- UK research identifies processed meat as a dementia risk
- 25 grams of some processed meats a day, the size of a rasher of bacon, is associated with a 44% increased risk of developing the disease
- Australian dementia researchers find non-drug treatments more effective than chemicals
Cut back processed meats and cut out chemicals in dementia care. They are take-home messages of two research projects into preventing dementia and caring for people with the disease.
A University of Leeds study suggests eating processed meat increases the risk of developing dementia.
Even consuming just 25 grams of some processed meats a day, the size of a rasher of bacon, is associated with a 44% increased risk of developing the disease.
Meat eating has previously been associated with dementia risk, but the researchers believe that this is the first study of its kind to find a link between specific meat types and amounts, and the risk of developing the disease.
Some unprocessed red meat, such as beef, pork or veal, could be protective, as people who consumed 50g a day were 19% less likely to develop dementia.
Dementia affects 5 to 8% of over 60s worldwide.
The team studied data provided by UK Biobank, a database containing in-depth genetic and health information from 500-thousand UK participants aged 40 to 69.
The findings suggest the risks from eating processed meat were the same whether or not a person was genetically predisposed to developing the disease.
Those who consumed higher amounts of processed meat were more likely to be male, less educated, smokers, overweight or obese, had lower intakes of vegetables and fruits, and had higher intakes of energy, protein, and fat (including saturated fat).
Australian researchers have found non-drug treatments for people with dementia in nursing homes delivers significantly better outcomes for improved quality of life than pharmacological interventions.
Yet up to 48% per cent of the more than 100,000 aged-care residents living with dementia in Australia are being prescribed anti-psychotic drugs, despite them being considered a treatment of last resort, the research report says.
The study, Evaluating the Clinical Impact of National Dementia Behaviour Support Programs on Neuropsychiatric Outcomes in Australia, is reported to be the world’s largest population-based study of dementia behaviour.
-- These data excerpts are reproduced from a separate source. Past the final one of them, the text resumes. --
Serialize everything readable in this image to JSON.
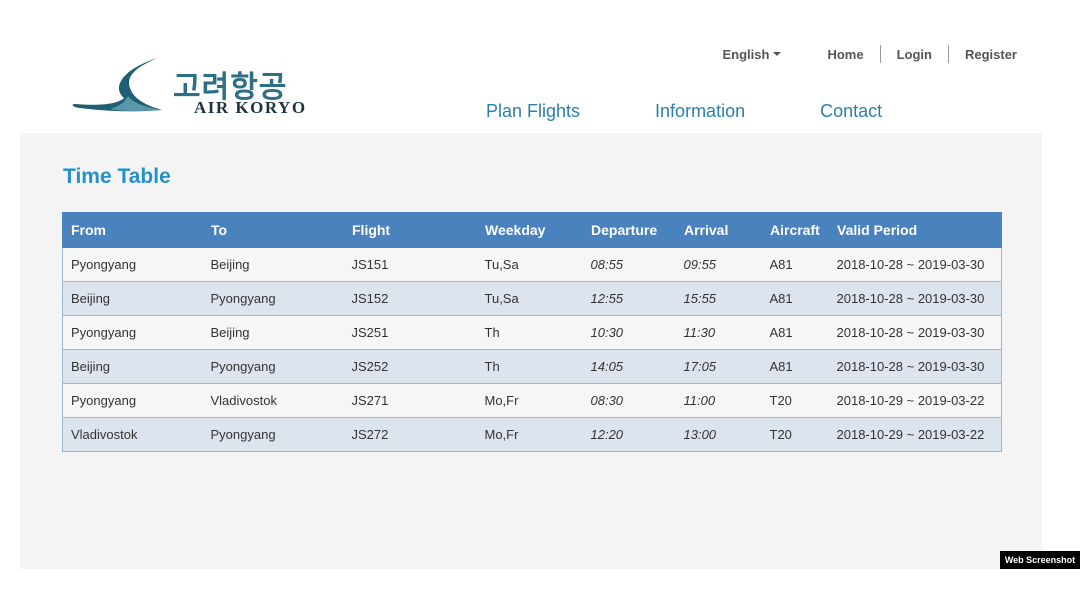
{
  "logo": {
    "korean": "고려항공",
    "english": "AIR KORYO"
  },
  "topbar": {
    "language": "English",
    "links": [
      "Home",
      "Login",
      "Register"
    ]
  },
  "nav": [
    "Plan Flights",
    "Information",
    "Contact"
  ],
  "page_title": "Time Table",
  "table": {
    "headers": [
      "From",
      "To",
      "Flight",
      "Weekday",
      "Departure",
      "Arrival",
      "Aircraft",
      "Valid Period"
    ],
    "rows": [
      [
        "Pyongyang",
        "Beijing",
        "JS151",
        "Tu,Sa",
        "08:55",
        "09:55",
        "A81",
        "2018-10-28 ~ 2019-03-30"
      ],
      [
        "Beijing",
        "Pyongyang",
        "JS152",
        "Tu,Sa",
        "12:55",
        "15:55",
        "A81",
        "2018-10-28 ~ 2019-03-30"
      ],
      [
        "Pyongyang",
        "Beijing",
        "JS251",
        "Th",
        "10:30",
        "11:30",
        "A81",
        "2018-10-28 ~ 2019-03-30"
      ],
      [
        "Beijing",
        "Pyongyang",
        "JS252",
        "Th",
        "14:05",
        "17:05",
        "A81",
        "2018-10-28 ~ 2019-03-30"
      ],
      [
        "Pyongyang",
        "Vladivostok",
        "JS271",
        "Mo,Fr",
        "08:30",
        "11:00",
        "T20",
        "2018-10-29 ~ 2019-03-22"
      ],
      [
        "Vladivostok",
        "Pyongyang",
        "JS272",
        "Mo,Fr",
        "12:20",
        "13:00",
        "T20",
        "2018-10-29 ~ 2019-03-22"
      ]
    ]
  },
  "watermark": "Web Screenshot",
  "colors": {
    "header_row": "#4a82be",
    "title": "#2590c9",
    "nav_link": "#2b7fac",
    "row_alt": "#dce4ee",
    "panel_bg": "#f4f4f4"
  },
  "icons": {
    "logo_mark": "crane-wing-logo-icon",
    "language_dropdown": "caret-down-icon"
  }
}
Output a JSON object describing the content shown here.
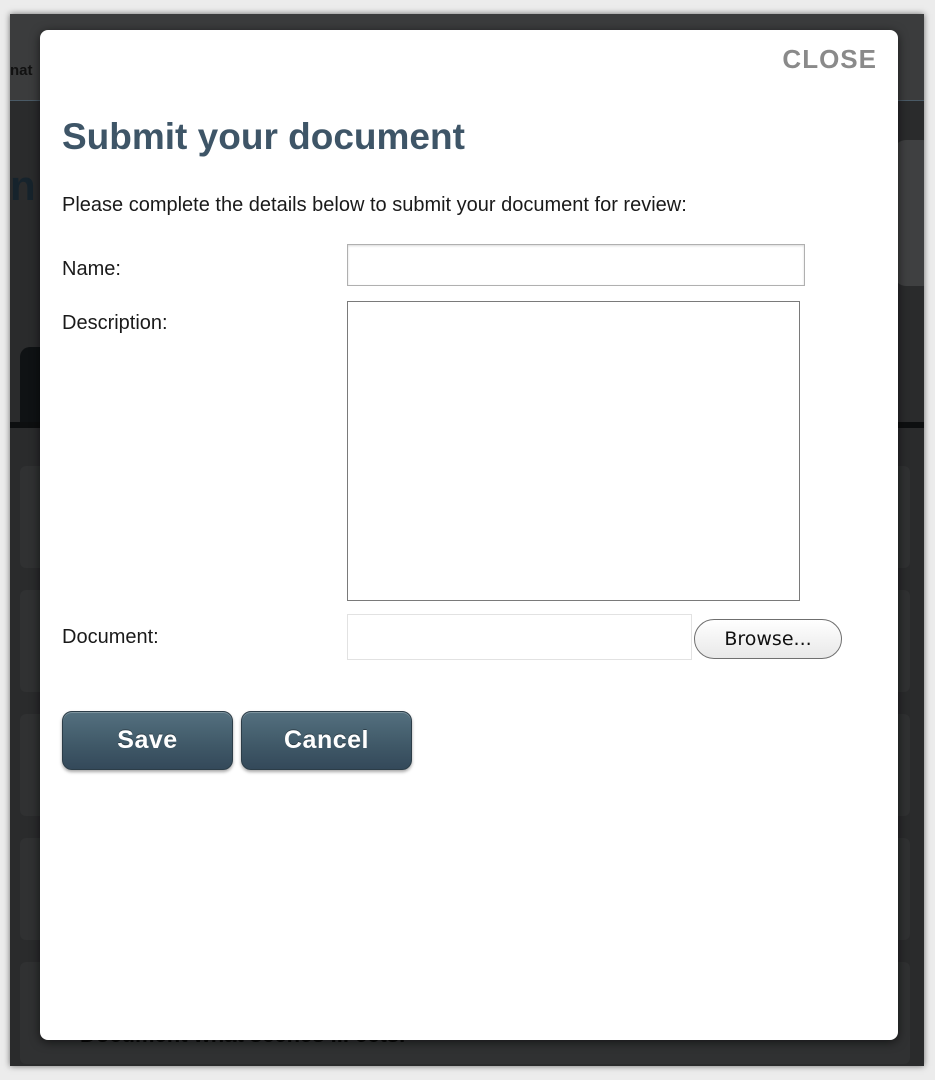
{
  "background": {
    "nav_fragment": "nat",
    "heading_fragment": "n",
    "footer_fragment": "Document what scenes ... ects."
  },
  "modal": {
    "close_label": "CLOSE",
    "title": "Submit your document",
    "intro": "Please complete the details below to submit your document for review:",
    "fields": {
      "name_label": "Name:",
      "name_value": "",
      "description_label": "Description:",
      "description_value": "",
      "document_label": "Document:",
      "browse_label": "Browse..."
    },
    "buttons": {
      "save_label": "Save",
      "cancel_label": "Cancel"
    }
  },
  "colors": {
    "title": "#3e5567",
    "button_top": "#54707f",
    "button_bottom": "#34495a",
    "close_link": "#8a8a8a",
    "overlay": "#2a2b2c"
  }
}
It looked at almost 6000 Australians living with dementia across 2000 nursing homes, finding almost all behaviours and psychological symptoms of dementia could be helped by non-pharmacological treatments.
The residents with dementia daily deal with symptoms such as agitation, aggression, anxiety, delusions, hallucinations and disinhibition.
Interventions such as cognitive stimulation, activity planning and encouraging reminiscence, occupational therapy, aromatherapy and music therapy delivered substantially better results than pharmaceuticals, the study found.
“Non-pharmaceutical treatments for nursing home residents with dementia have been recommended for years, but this study shows that the impact of those interventions dwarfs that of antipsychotics,” associate professor Stephen Macfarlane, head of clinical services at Dementia Support Australia and the report’s lead author, told The Australian.